Dating back to the pre-independence days, Bosso have always had an affinity for employing expatriates dating back to the days Northern Irishman Tony McIlveen was in charge at Barbourfields Stadium.
Former Scottish goalkeeper Bobby Clark continued the trend but it was probably Englishman Eddie May, who engrained the love of foreign coaches at the Bulawayo giants.
Under May, Bosso won two consecutive league titles at the turn of the millennium and from there on, numerous foreigners also came on board.
Zambians Dick Chama and Freddie Mwila also had stints with the Bulawayo giants and were then followed by Egyptian Mohamed Fathy.
Then in 2011, Bosso lured their former player Kelvin Kaindu to be in charge of the team and he led them to two consecutive second-place finishes.
Dutchman Erol Akbay was the next foreign coach to take over at Bosso in 2017 and lasted only a season.
Then last season, another Dutchman Hendrikus Pieter de Jongh had a short stint with the club and led them to the Chibuku Super Cup glory.
After de Jongh jumped ship to join FC Platinum, Highlanders settled for Englishman Mark Harrison at the start of the year.
Although the foreign coaches have brought relative success, Highlanders have constantly struggled to meet their financial demands due to the volatile Zimbabwean economy which makes foreign currency scarce.
In the past, it has created problems for the club as some of the coaches have downed tools when Bosso failed to meet their contractual obligations.
After appointing Harrison, Bosso had made an arrangement with a benefactor to cater for his salary and upkeep.
However, due to the global impact of the coronavirus (Covid-19), the benefactor is no longer able to meet the demands of Harrison’s contract.
As a result, Highlanders and the Briton had to suspend the contract due to the uncertainty brought about by Covid-19.
Mudyambanje, who was a lethal forward during his playing days, feels Highlanders are always in a financial quagmire by employing foreign coaches.
“The fact is why we have to look for expensive things when we don’t have the money? Yes, we might want foreign coaches with new ideas but do our finances allow us to do so?
“It’s very difficult to have a foreign coach under this economic situation because we will obviously have to pay that person using foreign currency which is hard to come by; in the end the team will have to survive by extending a begging bowl, which is not healthy,” Mudyambanje told the Daily News yesterday.
Highlanders fans have on a number of occasions mooted crowd-funding exercises as part of their efforts to help the country’s oldest football club clear a crippling debt that is believed to be at around $1 million.
“There are good local coaches who can help build a strong Bosso that can conquer the domestic league,” Mudyambanje said.
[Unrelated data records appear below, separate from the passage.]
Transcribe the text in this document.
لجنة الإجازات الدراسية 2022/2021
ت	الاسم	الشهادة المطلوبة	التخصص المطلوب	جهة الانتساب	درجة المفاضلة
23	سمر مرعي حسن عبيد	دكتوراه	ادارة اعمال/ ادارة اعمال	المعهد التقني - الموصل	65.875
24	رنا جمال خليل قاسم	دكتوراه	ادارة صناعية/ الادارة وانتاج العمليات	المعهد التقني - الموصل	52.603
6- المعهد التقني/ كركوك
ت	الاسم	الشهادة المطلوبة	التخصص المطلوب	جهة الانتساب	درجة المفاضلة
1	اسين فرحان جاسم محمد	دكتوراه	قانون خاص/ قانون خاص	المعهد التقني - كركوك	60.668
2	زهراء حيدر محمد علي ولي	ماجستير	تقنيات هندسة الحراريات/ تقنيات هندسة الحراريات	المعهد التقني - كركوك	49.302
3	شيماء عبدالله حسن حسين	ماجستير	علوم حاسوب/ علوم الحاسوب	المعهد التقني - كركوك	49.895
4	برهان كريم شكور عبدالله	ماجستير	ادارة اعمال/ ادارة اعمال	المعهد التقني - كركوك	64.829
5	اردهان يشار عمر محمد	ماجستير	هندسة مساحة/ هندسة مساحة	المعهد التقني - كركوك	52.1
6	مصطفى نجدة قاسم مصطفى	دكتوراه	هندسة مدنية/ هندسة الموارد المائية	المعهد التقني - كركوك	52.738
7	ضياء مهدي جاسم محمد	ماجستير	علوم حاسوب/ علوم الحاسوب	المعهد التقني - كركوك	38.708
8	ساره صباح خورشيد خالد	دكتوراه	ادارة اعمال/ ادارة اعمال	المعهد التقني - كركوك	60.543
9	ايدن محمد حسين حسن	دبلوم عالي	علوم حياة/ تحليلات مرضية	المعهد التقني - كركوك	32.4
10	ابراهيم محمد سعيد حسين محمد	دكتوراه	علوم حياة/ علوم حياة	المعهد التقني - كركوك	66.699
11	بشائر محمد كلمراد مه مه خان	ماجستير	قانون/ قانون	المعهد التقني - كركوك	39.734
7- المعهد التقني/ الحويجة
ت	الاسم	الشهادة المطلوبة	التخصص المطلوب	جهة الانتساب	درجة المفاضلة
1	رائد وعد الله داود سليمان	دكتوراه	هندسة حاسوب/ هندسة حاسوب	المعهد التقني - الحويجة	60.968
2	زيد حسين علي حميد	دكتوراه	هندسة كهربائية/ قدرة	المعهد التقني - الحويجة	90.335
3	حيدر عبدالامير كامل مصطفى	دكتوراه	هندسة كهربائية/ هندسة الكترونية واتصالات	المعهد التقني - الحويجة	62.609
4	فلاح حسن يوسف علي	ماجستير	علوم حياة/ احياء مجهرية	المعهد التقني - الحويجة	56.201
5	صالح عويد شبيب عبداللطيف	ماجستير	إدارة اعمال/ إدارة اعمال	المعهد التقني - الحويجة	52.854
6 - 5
“What I can advise my team is to have unity of purpose, give local coaches a chance and avoid the hiring and firing of coaches unnecessarily so that our team remains stable because remember every coach comes with his own philosophy.”
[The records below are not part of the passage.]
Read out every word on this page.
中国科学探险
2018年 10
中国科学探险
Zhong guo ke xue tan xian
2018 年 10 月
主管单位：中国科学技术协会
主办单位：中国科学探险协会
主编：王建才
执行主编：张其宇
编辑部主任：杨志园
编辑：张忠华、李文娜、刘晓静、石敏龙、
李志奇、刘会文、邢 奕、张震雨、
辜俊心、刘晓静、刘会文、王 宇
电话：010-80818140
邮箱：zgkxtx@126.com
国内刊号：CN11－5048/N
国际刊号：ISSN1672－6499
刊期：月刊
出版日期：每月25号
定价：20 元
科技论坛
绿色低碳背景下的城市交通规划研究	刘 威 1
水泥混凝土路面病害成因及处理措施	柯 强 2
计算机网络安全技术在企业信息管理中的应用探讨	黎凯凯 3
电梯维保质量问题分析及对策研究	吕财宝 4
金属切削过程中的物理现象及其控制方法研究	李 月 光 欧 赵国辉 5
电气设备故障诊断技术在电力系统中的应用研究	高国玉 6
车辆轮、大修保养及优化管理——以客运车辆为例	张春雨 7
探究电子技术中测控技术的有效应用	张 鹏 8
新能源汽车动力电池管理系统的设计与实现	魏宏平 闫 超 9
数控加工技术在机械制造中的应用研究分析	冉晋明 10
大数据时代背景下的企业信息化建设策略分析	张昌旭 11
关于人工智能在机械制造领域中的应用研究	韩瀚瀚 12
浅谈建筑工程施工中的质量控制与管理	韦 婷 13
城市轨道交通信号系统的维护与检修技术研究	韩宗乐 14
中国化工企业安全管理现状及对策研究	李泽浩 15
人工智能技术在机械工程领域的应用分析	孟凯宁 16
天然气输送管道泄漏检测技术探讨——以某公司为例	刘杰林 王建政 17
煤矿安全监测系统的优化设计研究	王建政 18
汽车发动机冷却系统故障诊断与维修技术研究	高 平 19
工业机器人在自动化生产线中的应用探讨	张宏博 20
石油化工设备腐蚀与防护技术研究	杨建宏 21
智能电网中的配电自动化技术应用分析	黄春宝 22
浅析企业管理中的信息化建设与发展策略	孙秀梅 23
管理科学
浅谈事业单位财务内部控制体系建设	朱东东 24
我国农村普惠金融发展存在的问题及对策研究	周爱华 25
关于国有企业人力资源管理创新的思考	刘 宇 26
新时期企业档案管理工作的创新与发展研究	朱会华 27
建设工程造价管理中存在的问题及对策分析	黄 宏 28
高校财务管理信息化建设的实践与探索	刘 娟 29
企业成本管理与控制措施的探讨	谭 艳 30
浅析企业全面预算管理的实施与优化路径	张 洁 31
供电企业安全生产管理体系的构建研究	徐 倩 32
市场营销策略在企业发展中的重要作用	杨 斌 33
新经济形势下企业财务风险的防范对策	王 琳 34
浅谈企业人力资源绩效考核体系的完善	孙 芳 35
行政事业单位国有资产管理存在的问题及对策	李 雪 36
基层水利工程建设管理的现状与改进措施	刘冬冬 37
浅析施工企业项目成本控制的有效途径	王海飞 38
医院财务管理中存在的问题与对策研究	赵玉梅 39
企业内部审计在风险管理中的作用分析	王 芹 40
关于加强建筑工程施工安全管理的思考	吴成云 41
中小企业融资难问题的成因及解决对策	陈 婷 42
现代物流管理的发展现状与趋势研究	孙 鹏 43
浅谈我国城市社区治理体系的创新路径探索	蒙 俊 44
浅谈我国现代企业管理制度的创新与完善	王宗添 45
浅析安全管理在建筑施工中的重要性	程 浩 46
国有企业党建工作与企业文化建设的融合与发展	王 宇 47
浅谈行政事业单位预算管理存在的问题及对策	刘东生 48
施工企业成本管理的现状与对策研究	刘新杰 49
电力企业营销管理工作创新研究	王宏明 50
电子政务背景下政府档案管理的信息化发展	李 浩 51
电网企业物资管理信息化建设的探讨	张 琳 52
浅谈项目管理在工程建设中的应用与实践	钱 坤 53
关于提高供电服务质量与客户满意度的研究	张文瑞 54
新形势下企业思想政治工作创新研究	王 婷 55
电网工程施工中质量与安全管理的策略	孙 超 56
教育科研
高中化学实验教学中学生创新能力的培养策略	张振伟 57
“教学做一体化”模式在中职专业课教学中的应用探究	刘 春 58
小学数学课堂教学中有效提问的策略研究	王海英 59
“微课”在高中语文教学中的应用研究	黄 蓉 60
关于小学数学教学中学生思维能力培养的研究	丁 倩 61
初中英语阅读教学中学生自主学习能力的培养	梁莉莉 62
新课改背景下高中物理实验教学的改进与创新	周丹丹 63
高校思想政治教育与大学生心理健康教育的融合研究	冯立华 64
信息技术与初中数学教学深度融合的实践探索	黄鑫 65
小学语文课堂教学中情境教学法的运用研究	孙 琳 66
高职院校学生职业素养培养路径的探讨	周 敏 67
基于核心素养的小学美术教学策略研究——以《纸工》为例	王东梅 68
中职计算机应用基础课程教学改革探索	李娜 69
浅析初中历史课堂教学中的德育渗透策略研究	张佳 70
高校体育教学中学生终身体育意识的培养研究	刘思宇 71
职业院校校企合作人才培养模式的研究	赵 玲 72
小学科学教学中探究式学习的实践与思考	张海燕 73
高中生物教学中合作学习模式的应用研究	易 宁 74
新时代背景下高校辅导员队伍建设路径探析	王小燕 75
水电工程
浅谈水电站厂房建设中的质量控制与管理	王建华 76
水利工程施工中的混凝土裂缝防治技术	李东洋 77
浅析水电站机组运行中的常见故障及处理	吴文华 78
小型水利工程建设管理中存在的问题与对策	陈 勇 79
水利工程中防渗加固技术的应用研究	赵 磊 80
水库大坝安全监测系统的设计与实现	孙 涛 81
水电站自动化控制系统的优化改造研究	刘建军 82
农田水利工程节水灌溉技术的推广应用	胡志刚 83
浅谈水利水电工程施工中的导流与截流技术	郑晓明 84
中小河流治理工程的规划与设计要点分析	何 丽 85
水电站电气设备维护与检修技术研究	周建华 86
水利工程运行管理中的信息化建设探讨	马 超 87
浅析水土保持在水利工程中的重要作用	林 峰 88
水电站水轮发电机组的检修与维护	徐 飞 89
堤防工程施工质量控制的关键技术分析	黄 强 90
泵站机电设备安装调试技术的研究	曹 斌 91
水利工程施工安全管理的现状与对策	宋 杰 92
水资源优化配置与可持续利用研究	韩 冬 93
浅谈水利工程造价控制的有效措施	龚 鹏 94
Since time immemorial, Highlanders prided themselves in unearthing young talent from their junior ranks which saw the likes of the Ndlovu brothers — Peter, Adam (late) and Madinda — star for the club.
Probably Knox Mutizwa, Prince Dube and Andrew Mbeba are probably the few breakout stars from the Bosso conveyor belt in recent years.
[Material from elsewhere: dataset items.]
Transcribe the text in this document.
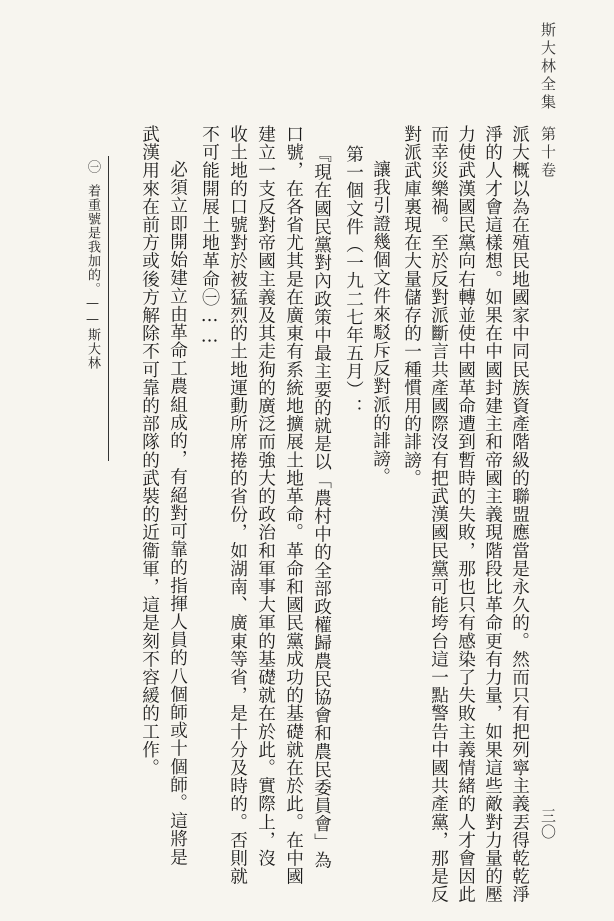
斯大林全集第十卷
三〇
派大概以為在殖民地國家中同民族資產階級的聯盟應當是永久的。然而只有把列寧主義丟得乾乾淨
淨的人才會這樣想。如果在中國封建主和帝國主義現階段比革命更有力量，如果這些敵對力量的壓
力使武漢國民黨向右轉並使中國革命遭到暫時的失敗，那也只有感染了失敗主義情緒的人才會因此
而幸災樂禍。至於反對派斷言共產國際沒有把武漢國民黨可能垮台這一點警告中國共產黨，那是反
對派武庫裏現在大量儲存的一種慣用的誹謗。
讓我引證幾個文件來駁斥反對派的誹謗。
第一個文件（一九二七年五月）：
『現在國民黨對內政策中最主要的就是以「農村中的全部政權歸農民協會和農民委員會」為
口號，在各省尤其是在廣東有系統地擴展土地革命。革命和國民黨成功的基礎就在於此。在中國
建立一支反對帝國主義及其走狗的廣泛而強大的政治和軍事大軍的基礎就在於此。實際上，沒
收土地的口號對於被猛烈的土地運動所席捲的省份，如湖南、廣東等省，是十分及時的。否則就
不可能開展土地革命㊀……
必須立即開始建立由革命工農組成的，有絕對可靠的指揮人員的八個師或十個師。這將是
武漢用來在前方或後方解除不可靠的部隊的武裝的近衞軍，這是刻不容緩的工作。
㊀着重號是我加的。——斯大林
“They (the club) have failed to recognise the development side for years. There was a side that played and beat Dynamos but despite the youngsters showing their talents and skills only a few graduated into the first team,’’
“I hope the team looks into the issue because the youngsters are the backbone of the team. If they don’t do that; trust me Bosso will go the Zimbabwe Saints way.”